Two reservoirs separated by an impermeable membrane may develop a pressure differential across the membrane as a function of a difference in the salinity of the formation liquid. Clay may act as a membrane, and because salinity changes occur in the subsurface, osmosis could create abnormal pressures. Tests have proved that a pressure differential of 21 to 28 kPa (or 3 to 4 psi) could be generated by osmosis across a clay membrane.

Hydrocarbon Bearing Formations

The permeability of shale to hydrocarbons is extremely low and can be considered zero. The system is closed at the top once hydrocarbons are trapped below a sealing shale. Figure 10 shows the basic principle.

Hydrocarbon Bearing Formations
Figure 10: “Gas effect” over-pressures

As the aquifer is open to the base, the water-bearing part of the reservoir will be hydrostatically pressurized.

Although a normal hydrostatic pressure may exist at the hydrocarbon-water contact, the column of low-density oil, condensate, or gas on top will result in pore pressures above hydrostatic.
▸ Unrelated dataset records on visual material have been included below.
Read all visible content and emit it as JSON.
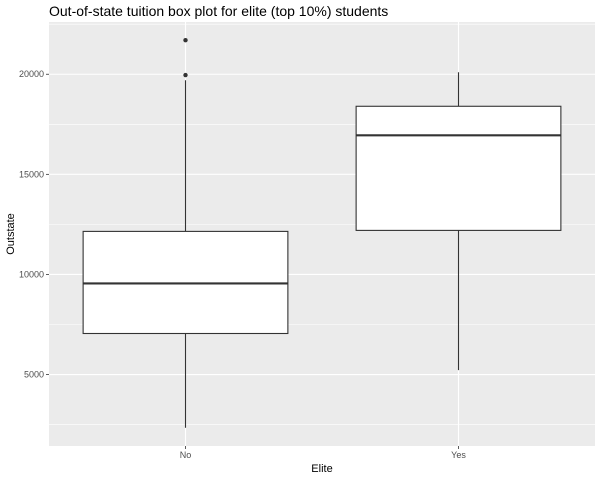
{
  "chart_data": {
    "type": "boxplot",
    "title": "Out-of-state tuition box plot for elite (top 10%) students",
    "xlabel": "Elite",
    "ylabel": "Outstate",
    "categories": [
      "No",
      "Yes"
    ],
    "boxes": [
      {
        "category": "No",
        "whisker_low": 2340,
        "q1": 7050,
        "median": 9550,
        "q3": 12150,
        "whisker_high": 19700,
        "outliers": [
          19960,
          21700
        ]
      },
      {
        "category": "Yes",
        "whisker_low": 5220,
        "q1": 12200,
        "median": 16950,
        "q3": 18400,
        "whisker_high": 20100,
        "outliers": []
      }
    ],
    "yticks": [
      5000,
      10000,
      15000,
      20000
    ],
    "ylim": [
      1430,
      22610
    ],
    "grid": true,
    "legend": "none",
    "colors": {
      "panel_background": "#ebebeb",
      "grid_major": "#ffffff",
      "box_fill": "#ffffff",
      "box_line": "#333333",
      "tick_text": "#4d4d4d"
    }
  }
}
The difference between the pore pressure and the hydrostatic pressure increases with distance from the Oil-Water Contact (OWC) or Gas-Water Contact (GWC), with the highest over-pressure at the top of the reservoir (see Figure 2.3.4). This abnormal pressure from water displacement by less dense fluids or gas is called genetic pressure.

Often, there is a slight pressure difference at the OWC as oil is pushed down through the pore throats, replacing the formation water. This pressure difference can be substantial if pore throats are small (e.g., in chalk). The pressure results from the gradient required to produce flow and work against the capillary effect.